Beta Version 2.11.0

Added

  • Added these value schedulers under the “ValueSchedulers” section:

    • Chained

    • Constant

    • CosineAnnealing

    • Exponential

    • InverseSquareRoot

    • InverseTime

    • Linear

    • MultipleStep

    • Multiplicative

    • Polynomial

    • Sequential

    • Step

  • Added these optimizers under the “Optimizers” section:

    • ResilientBackwardPropagation
* AdaptiveFactor
* AdaptiveMomentEstimationWeightDecay
* RectifiedAdaptiveMomentEstimation
  • Added these tabular reinforcement learning models under the “Models” section:

    • TabularClippedDoubleQLearning

    • TabularDoubleQLearningV1

    • TabularDoubleQLearningV2

    • TabularDoubleStateActionRewardStateActionV1

    • TabularDoubleStateActionRewardStateActionV2

    • TabularDoubleExpectedStateActionRewardStateActionV1

    • TabularDoubleExpectedStateActionRewardStateActionV2

  • Added OneVsOne under the “Others” section.

  • Added “stateIndex” parameter as the first parameter for BaseEligibilityTrace’s incrementFunction() under the “EligibilityTraces” section.

  • Added “StableSoftmaxSampling” and “StableBoltzmannSampling” options to the CategoricalPolicy under the “QuickSetup” section.

Changes

  • ValueSchedulers can now be used in place of Optimizers for scheduling learning rate.

  • All tabular reinforcement learning models can now be used inside CategoricalPolicy quick setup under the “Models” section.

  • TabularReinforcementLearningBaseModel’s new() constructor now accepts “Optimizer” as one of its parameters under the “Models” section.

  • BaseEligibilityTrace’s new() constructor function now accepts “mode” as one of its parameters under the “EligibilityTraces” section.

  • TabularQLearning, TabularStateActionRewardStateAction and TabularExpectedStateActionRewardStateAction uses EligibilityTrace object instead of “lambda” numerical value under the “Models” section.

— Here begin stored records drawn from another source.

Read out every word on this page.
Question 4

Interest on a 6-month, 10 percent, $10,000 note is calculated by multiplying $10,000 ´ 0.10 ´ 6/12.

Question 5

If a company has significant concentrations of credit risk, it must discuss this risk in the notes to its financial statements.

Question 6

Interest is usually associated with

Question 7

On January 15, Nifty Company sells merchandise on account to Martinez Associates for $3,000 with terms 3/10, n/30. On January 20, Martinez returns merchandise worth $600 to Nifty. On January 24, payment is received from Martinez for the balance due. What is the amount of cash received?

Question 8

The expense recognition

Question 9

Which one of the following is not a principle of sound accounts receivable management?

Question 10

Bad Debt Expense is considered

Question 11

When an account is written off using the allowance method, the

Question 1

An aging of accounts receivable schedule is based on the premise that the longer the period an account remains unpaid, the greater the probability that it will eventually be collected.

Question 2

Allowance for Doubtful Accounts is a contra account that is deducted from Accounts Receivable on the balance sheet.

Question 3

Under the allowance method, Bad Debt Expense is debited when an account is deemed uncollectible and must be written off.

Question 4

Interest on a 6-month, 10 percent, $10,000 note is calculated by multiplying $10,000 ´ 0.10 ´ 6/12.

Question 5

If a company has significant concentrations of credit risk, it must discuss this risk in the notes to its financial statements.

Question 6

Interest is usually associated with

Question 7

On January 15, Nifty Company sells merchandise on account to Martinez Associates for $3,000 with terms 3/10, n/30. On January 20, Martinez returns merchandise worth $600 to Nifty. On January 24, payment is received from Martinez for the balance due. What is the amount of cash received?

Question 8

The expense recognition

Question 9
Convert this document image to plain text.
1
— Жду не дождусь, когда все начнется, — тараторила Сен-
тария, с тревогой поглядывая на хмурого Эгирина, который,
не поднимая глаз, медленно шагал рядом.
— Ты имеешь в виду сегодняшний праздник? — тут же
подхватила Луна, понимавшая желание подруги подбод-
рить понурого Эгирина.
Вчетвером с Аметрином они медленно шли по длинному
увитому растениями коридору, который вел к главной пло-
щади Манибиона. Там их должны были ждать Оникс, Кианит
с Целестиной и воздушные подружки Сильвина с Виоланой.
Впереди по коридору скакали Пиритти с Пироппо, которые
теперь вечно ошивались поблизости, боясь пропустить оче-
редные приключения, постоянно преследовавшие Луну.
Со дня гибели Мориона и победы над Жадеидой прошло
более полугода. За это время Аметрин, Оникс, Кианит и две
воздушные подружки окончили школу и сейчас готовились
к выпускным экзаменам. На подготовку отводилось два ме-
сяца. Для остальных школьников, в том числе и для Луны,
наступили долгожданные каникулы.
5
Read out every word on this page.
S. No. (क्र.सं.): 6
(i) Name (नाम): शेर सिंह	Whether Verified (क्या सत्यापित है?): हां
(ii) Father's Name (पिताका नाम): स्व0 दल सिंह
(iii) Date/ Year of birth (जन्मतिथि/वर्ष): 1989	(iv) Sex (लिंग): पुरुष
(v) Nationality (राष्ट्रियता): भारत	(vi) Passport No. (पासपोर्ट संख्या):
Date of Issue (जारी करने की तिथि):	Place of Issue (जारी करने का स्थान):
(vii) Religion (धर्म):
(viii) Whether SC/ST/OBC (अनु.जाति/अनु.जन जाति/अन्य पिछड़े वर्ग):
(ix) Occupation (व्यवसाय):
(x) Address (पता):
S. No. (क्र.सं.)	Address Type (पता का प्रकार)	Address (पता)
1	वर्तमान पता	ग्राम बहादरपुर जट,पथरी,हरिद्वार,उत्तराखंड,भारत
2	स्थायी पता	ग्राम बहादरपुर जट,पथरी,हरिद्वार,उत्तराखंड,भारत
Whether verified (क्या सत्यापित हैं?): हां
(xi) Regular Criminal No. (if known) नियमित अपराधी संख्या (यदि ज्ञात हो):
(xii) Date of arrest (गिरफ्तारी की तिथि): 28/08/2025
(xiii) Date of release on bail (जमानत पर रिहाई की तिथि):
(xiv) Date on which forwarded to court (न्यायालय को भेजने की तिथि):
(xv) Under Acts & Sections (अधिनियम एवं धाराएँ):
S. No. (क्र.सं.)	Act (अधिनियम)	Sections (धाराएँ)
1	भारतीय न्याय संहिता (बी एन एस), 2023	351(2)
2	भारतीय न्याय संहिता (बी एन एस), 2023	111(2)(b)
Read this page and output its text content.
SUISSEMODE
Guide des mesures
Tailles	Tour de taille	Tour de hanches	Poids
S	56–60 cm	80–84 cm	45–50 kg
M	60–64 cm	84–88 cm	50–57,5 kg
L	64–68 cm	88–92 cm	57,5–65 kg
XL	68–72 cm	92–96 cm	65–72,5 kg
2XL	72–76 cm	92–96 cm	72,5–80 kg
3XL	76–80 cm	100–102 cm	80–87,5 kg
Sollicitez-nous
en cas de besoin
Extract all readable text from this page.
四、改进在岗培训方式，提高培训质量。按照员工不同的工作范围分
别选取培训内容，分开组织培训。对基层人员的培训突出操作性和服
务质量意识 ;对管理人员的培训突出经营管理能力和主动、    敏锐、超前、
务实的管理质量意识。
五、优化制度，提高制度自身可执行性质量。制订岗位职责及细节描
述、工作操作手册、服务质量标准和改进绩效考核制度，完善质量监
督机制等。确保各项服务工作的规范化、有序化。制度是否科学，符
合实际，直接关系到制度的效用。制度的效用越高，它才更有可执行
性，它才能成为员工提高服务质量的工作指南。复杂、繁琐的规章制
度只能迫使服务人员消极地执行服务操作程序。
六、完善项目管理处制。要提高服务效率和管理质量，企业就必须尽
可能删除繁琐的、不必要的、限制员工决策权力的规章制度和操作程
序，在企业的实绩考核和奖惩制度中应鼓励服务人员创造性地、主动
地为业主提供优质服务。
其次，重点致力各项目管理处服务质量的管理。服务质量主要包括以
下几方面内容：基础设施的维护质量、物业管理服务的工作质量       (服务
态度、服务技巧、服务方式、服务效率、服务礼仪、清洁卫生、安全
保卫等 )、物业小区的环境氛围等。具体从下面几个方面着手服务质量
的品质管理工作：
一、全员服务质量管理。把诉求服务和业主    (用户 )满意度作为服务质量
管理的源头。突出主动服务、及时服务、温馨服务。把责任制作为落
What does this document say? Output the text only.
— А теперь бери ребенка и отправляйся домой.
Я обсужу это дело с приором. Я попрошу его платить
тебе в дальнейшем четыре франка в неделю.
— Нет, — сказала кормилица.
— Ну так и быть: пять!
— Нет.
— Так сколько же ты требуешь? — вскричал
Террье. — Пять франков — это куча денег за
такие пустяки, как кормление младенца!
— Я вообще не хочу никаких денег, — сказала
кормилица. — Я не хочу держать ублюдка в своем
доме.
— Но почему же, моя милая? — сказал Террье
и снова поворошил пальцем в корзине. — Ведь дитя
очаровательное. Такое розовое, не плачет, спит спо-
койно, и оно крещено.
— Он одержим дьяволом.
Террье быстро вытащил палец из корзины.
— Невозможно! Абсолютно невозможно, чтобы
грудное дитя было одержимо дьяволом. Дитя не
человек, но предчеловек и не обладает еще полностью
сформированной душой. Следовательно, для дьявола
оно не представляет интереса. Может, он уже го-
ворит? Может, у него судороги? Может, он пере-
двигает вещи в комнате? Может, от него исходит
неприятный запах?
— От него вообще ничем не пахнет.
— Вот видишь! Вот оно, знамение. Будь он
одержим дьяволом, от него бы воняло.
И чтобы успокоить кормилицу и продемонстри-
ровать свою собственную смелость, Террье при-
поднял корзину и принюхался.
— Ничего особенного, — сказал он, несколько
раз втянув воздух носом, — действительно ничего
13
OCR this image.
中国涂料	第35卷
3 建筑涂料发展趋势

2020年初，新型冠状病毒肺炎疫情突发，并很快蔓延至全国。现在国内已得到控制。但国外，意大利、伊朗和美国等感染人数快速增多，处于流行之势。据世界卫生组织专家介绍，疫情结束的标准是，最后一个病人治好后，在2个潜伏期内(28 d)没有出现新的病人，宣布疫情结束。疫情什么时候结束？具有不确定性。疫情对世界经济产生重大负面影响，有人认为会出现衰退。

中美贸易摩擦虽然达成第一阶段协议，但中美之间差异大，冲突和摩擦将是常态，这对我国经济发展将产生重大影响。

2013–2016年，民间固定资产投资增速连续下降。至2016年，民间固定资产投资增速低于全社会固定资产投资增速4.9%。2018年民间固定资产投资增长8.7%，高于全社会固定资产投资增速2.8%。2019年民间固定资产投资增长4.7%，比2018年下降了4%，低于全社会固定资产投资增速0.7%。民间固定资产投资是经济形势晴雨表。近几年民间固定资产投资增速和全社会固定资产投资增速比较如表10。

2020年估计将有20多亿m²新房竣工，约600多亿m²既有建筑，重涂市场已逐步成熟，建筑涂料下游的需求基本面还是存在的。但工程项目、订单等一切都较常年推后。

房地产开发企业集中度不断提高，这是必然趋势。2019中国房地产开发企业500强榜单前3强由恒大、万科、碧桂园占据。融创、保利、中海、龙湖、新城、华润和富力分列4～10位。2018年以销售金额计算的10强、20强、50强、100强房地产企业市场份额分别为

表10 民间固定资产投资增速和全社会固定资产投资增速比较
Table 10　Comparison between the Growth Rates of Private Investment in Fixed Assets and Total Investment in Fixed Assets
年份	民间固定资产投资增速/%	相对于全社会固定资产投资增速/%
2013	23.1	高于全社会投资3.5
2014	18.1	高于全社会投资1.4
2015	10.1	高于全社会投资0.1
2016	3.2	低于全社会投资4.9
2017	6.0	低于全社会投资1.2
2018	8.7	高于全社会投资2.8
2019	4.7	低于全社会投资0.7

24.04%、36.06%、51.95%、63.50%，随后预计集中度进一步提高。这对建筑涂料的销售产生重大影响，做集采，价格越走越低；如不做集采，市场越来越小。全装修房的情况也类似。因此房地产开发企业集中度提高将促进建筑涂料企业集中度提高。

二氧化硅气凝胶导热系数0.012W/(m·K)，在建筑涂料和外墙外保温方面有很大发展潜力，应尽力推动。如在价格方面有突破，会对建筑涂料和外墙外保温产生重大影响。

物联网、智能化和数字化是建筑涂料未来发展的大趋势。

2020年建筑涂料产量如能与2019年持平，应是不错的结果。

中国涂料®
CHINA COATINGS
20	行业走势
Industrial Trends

  • The calculate() function now accepts ModelParameters as the third parameter for all the optimizers under the “Optimizers” section.

  • Renamed AdaptiveGradientDelta to AdaptiveDelta under the “Optimizers” section.

  • Optimized NeuralNetwork code so that the activation function calculation is not performed for bias values under the “Models” section.

  • The Optimizers’ “internalParameterArray” value are now set to nil instead of an empty table when calling the new() constructor and reset() function under the “Optimizers” section.

  • Made some internal code changes to DeepDoubleQLearningV2, DeepDoubleStateActionRewardStateActionV2 and DeepDoubleExpectedStateActionRewardStateActionV2 models under the “Optimizers” section.

  • Made the default value for “averagingRate” parameter for DeepDoubleQLearningV2, DeepDoubleStateActionRewardStateActionV2 and DeepDoubleExpectedStateActionRewardStateActionV2 models to 0.01 instead of 0.995 under the “Models” section.

Removed

  • Removed TimeDecay and StepDecay from the “ValueSchedulers” section.

  • Removed LearningRateStepDecay and LearningRateTimeDecay from the “Optimizers” section.

  • Removed StringSplitter and Tokenizer from the “Others” section.

Fixes

  • Fixed some bugs in AdaptiveMomentEstimation and NesterovAcceleratedAdaptiveMomentEstimation under the “Optimizers” section.

  • Fixed some bugs where BaseRegularizer and BaseEligibilityTrace returns an “Unknown” class name under the “Regularizers” and “EligibilityTraces” sections.

  • Fixed some bugs in CategoricalPolicy under the “QuickSetups” section.